# Sensor Fusion by Spatial Encoding for Autonomous Driving

Quoc-Vinh Lai-Dang<sup>1</sup>, Jihui Lee<sup>2</sup>, Bumgeun Park<sup>1</sup>, Dongsoo Har<sup>1,2</sup>

<sup>1</sup>*Cho Chun Shik Graduate School of Mobility*

<sup>2</sup>*Division of Future Vehicle*

*Korea Advanced Institute of Science and Technology (KAIST)*

Daejeon, South Korea

ldqvinh, jihui, j4t123, dshar@kaist.ac.kr

**Abstract**—Sensor fusion is critical to perception systems for task domains such as autonomous driving and robotics. Recently, the Transformer integrated with CNN has demonstrated high performance in sensor fusion for various perception tasks. In this work, we introduce a method for fusing data from camera and LiDAR. By employing Transformer modules at multiple resolutions, proposed method effectively combines local and global contextual relationships. The performance of the proposed method is validated by extensive experiments with two adversarial benchmarks with lengthy routes and high-density traffics. The proposed method outperforms previous approaches with the most challenging benchmarks, achieving significantly higher driving and infraction scores. Compared with TransFuser, it achieves 8% and 19% improvement in driving scores for the Longest6 and Town05 Long benchmarks, respectively.

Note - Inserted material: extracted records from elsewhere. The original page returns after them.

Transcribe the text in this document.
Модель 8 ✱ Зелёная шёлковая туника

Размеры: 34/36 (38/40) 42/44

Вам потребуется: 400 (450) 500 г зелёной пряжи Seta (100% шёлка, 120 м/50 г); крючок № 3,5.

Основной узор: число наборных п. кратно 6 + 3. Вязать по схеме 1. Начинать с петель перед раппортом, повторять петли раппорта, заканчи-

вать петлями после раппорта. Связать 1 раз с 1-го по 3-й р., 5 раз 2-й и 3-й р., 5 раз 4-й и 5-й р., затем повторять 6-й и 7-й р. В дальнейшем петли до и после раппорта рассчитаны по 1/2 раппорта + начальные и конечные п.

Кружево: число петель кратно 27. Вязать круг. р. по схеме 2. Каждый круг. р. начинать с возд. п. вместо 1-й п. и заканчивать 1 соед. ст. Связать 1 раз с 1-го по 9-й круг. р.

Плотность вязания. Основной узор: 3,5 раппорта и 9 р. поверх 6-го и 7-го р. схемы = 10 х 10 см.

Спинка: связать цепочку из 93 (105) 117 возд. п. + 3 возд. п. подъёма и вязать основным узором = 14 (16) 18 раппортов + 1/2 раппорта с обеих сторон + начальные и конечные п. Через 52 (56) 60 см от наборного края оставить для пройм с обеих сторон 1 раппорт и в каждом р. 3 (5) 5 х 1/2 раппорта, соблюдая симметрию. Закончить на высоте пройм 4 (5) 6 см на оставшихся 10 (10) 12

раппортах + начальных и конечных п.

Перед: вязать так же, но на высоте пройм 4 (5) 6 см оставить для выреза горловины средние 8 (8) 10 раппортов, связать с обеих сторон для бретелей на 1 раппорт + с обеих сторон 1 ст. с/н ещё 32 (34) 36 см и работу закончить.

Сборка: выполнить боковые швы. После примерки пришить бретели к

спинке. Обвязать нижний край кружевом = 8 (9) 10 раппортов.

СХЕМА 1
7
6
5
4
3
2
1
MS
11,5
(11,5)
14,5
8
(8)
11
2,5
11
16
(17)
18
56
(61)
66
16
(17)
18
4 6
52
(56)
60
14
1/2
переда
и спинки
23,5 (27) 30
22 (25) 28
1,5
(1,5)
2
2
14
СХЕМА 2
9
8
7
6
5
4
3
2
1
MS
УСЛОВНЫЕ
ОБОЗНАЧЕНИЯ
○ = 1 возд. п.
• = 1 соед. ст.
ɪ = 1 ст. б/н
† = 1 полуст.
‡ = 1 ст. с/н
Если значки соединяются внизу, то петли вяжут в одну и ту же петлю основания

**Index Terms**—Sensor Fusion, Autonomous Driving, Transformer

## I. INTRODUCTION

Multi-modal perception methods that fuse data from camera and LiDAR [1], [2] have made significant advancements in the field of autonomous driving. Although the LiDAR is excellent at understanding the geometric properties of 3D scenes [3], its limited ability to detect semantic objects [4], such as traffic lights, makes it difficult to be used in practice. In contrast, camera provides semantic information [5], [6], but they do not have 3D depth perception. Therefore, integrating camera and LiDAR, while making up for each other’s weakness, is crucial in autonomous driving. Unlike channel-dependent data fusion with multiple wireless sensors [7] optionally capable of data decoding [8], entire concern with sensor fusion for autonomous driving is limited to establishing fusion mechanism.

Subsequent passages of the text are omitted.